Mas a decepção se aproximava. No verão de 2022, Lopera ficou sabendo que, apesar de todo o alarde em seu começo, o ensaio clínico do crenezumabe não havia mostrado nenhum benefício. O fracasso dos medicamentos para Alzheimer havia se tornado a norma no mundo inteiro, mas isso não tornou as coisas mais fáceis para ele nem para as famílias. Os participantes do estudo e seus entes queridos se reuniram em um auditório na Universidade de Antioquia, como faziam regularmente durante o curso do estudo de uma década, para ouvir “el doctor”.
Naquela época, ele já era uma figura menos humilde do que em 1978. Embora o ensaio clínico tivesse produzido um resultado negativo, sua execução bem-sucedida em meio a circunstâncias extremamente difíceis o transformara em um queridinho do mundo da pesquisa sobre Alzheimer. O médico recebia cada vez mais elogios, prêmios, atenção da mídia e propostas. Por outro lado, pouco visitava a zona rural.

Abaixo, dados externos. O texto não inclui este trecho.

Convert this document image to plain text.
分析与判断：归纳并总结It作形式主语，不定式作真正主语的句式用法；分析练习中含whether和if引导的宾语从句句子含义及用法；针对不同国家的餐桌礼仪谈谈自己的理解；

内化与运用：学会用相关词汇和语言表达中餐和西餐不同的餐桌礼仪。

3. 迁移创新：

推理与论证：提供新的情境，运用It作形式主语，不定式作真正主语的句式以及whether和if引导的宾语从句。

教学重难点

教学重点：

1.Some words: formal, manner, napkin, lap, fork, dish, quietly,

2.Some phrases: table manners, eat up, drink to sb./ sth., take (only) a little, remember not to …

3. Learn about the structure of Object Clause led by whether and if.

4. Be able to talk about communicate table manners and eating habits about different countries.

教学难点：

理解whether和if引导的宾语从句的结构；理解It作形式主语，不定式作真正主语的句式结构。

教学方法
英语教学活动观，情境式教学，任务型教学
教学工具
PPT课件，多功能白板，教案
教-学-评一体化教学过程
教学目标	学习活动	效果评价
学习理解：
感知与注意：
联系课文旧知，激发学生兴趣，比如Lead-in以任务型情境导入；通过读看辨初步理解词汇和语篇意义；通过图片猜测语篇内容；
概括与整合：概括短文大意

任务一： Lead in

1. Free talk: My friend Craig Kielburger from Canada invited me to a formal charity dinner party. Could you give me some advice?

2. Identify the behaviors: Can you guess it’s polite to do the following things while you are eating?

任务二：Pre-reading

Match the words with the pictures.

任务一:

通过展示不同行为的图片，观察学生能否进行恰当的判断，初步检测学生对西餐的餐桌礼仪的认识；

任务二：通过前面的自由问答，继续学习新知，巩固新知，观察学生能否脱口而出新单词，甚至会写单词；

Naquela manhã de sábado em agosto de 2022, no entanto, Lopera era mais uma vez um médico do interior, diante de uma sala de pessoas interioranas. Nenhum de seus colaboradores estrangeiros ou patrocinadores de empresas farmacêuticas o acompanhava, apenas seus colegas veteranos de sua equipe de pesquisa, o Grupo de Neurociências de Antioquia, que vestiam camisa polo preta combinando e formavam uma fila de recepção, em uma manifestação solene. Quando Lopera deu as más notícias no seu estilo gentil, mas franco, alguns participantes choraram. Os demais já tinham chorado antes: a notícia dos resultados já chegara a eles por outros canais, e talvez não tenha sido uma surpresa. Depois de 40 anos de participação em pesquisas clínicas, essas famílias aprenderam a resistir às falsas esperanças e ao desespero.
Com o passar do dia, o clima melhorou. A banda da universidade tocou, garçons serviram um farto almoço tradicional e ninguém parecia ter pressa de ir embora. Lopera dançou e dançou com os participantes do estudo. Era um dançarino fantástico desde seus dias de jovem médico em Darién. Dançou tantas músicas com tantos parceiros que, no fim da tarde, estava pingando de suor, parecendo prestes a entrar em colapso. Duvido que tenha havido um teste clínico em qualquer lugar do mundo que tenha terminado dessa maneira.